Hello.
My PI is interested in comparing groups of cells on a cell-to-cell basis using pseudobulking, and our groups have differing numbers of cells. For that reason, I suggested factoring in cell numbers into the normalization process to also generate DE results at the tissue level. To exemplify, I made the following table to simulate some of our data. The example has two groups of cells (A and B), and there are 3 cells in group A and 6 cells in group B. The values are raw counts per cell. Groups A and B refer to the same cell type (let's say hepatocytes), but in different samples corresponding to different experimental conditions.
Gene Group A Group B
Glul 9 9 9 0 0 0 1 0 0
Airn 6 9 10 1 1 2 1 3 1
Lgr5 7 7 8 4 5 5 5 4 3
Gapdh 5 5 5 4 5 5 5 4 4
When these cells are pseudobulked by sample, the following table is generated.
Gene Group A Group B
Glul 27 1
Airn 25 9
Lgr5 22 26
Gapdh 15 27
Since group A has half as many cells as group B but the total cells are approximately the same in both experimental conditions, which is also reflected in our lab data at the tissue level, I proposed dividing the default normalization factors of group B by the following value Z to obtain tissue-level differential expression results.

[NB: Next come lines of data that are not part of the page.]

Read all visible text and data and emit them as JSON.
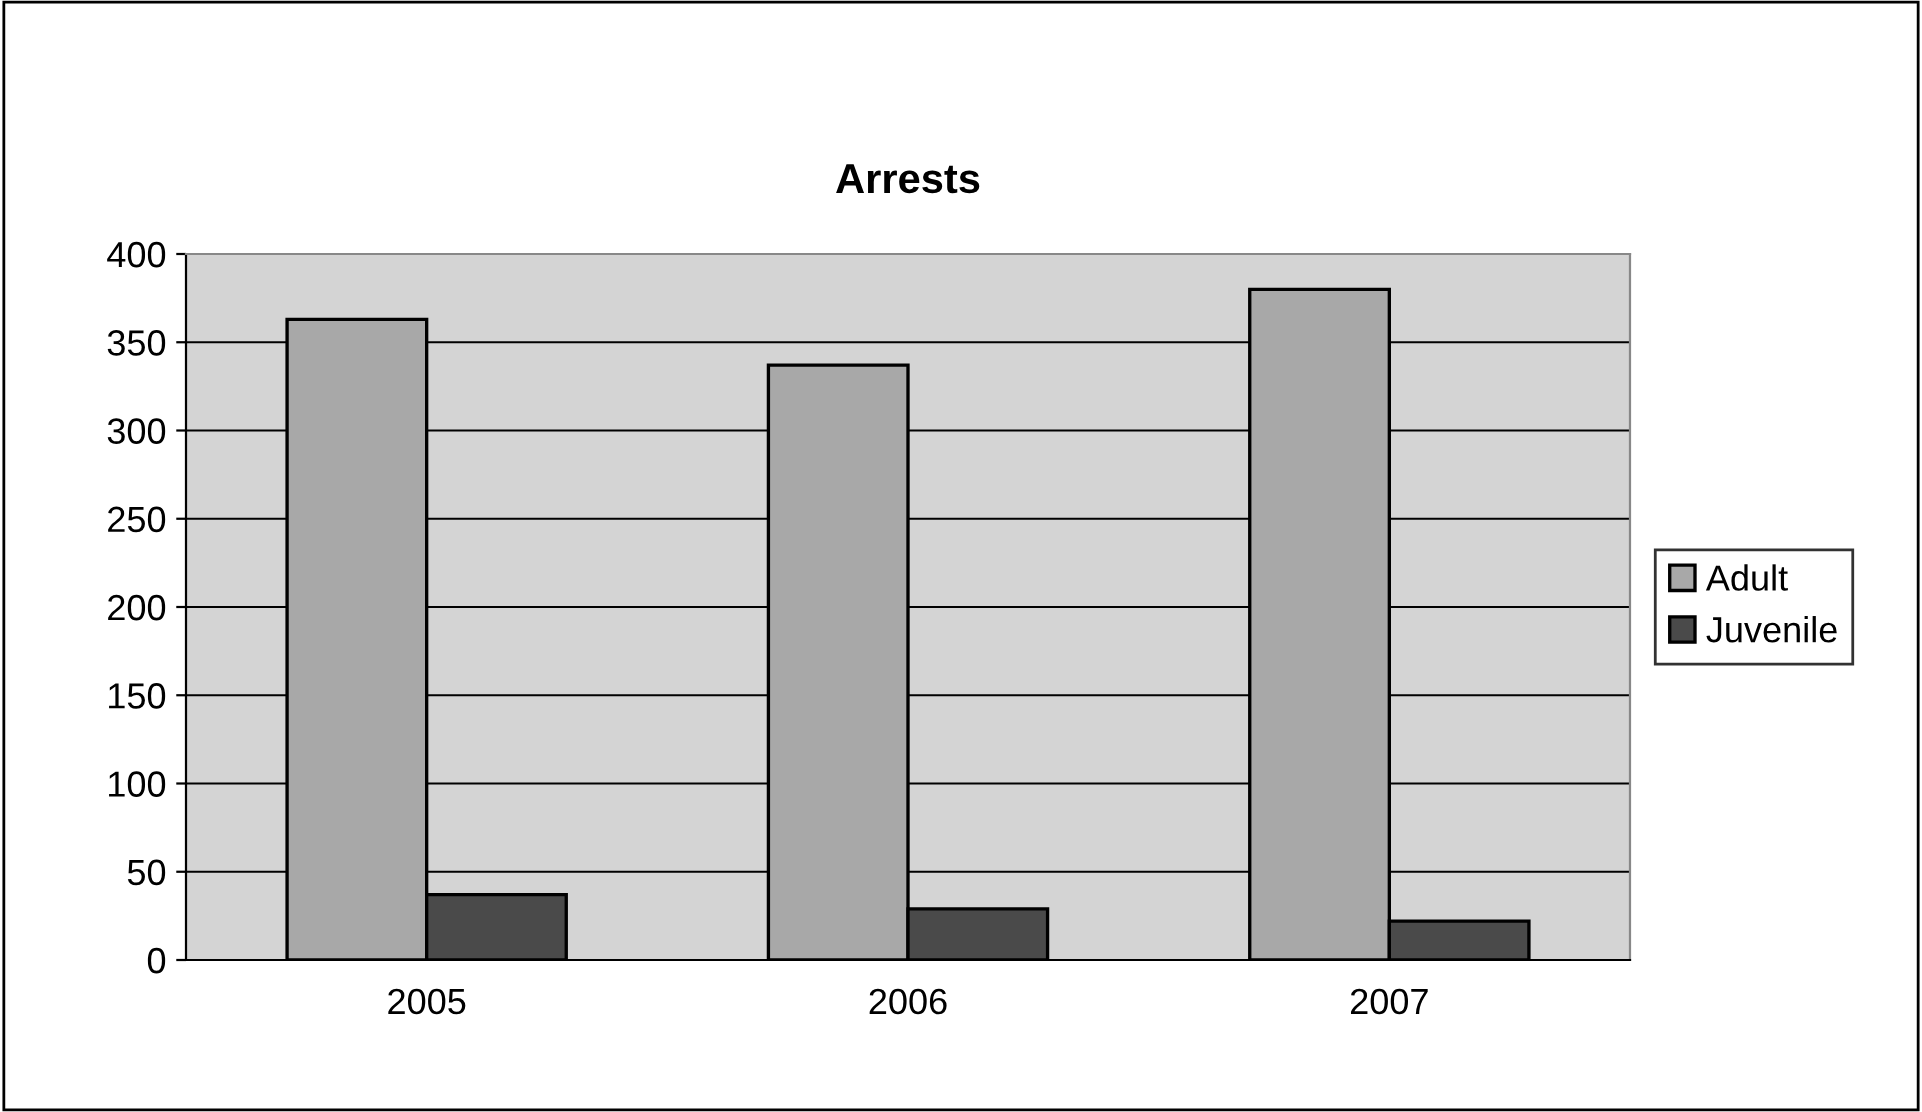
{
  "chart_data": {
    "type": "bar",
    "title": "Arrests",
    "categories": [
      "2005",
      "2006",
      "2007"
    ],
    "series": [
      {
        "name": "Adult",
        "color": "#a8a8a8",
        "values": [
          363,
          337,
          380
        ]
      },
      {
        "name": "Juvenile",
        "color": "#4a4a4a",
        "values": [
          37,
          29,
          22
        ]
      }
    ],
    "ylim": [
      0,
      400
    ],
    "yticks": [
      0,
      50,
      100,
      150,
      200,
      250,
      300,
      350,
      400
    ],
    "grid": "y",
    "legend": "right"
  }
}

X = Ratio of group A hepatocytes to total cells in condition 1 = 30/300 = 0.10
Y = Ratio of group B hepatocytes to total cells in condition 2 = 61/300 = 0.22
Z = Y/X = 2.2
I believe the default normalization factors allow for cell-to-cell comparison between each pseudobulked sample. To perform comparisons at the tissue level, I think dividing group B's default normalization factor by this Z value should accurately highlight the strength of gene expression differences at the tissue level, as halving the normalization factor for a group means that the group's gene expression is now doubled, and when the proportion of certain cells comprising the total amount of cells in a group is doubled, the total gene expression of these cells should scale linearly.
In other words, if I am comparing cell A to cell B, cell B has twice as much expression of a particular gene, and there are also twice as many cells corresponding to cell B in cell B's sample than there are cells corresponding to cell A in cell A's sample, then the total gene expression fold change between all A cells and all B cells for that particular gene should be 4 times (2 times between cells A and B alone x 2 times the number of B cells vs. A cells).
Does this make sense? Please let me know your thoughts and suggestions. Best, Skanda
Understood, thank you! We also do have replicates of single-cell samples (3 of each condition).
Ah that’s good. I would take this approach. Anyway in my opinion it’s hard to disentangle sequencing depth and number of cells per cell type when doing DE (and seq depth can be confounded with cell type). So just doing the cell type level DE across actual samples is what makes more sense to me.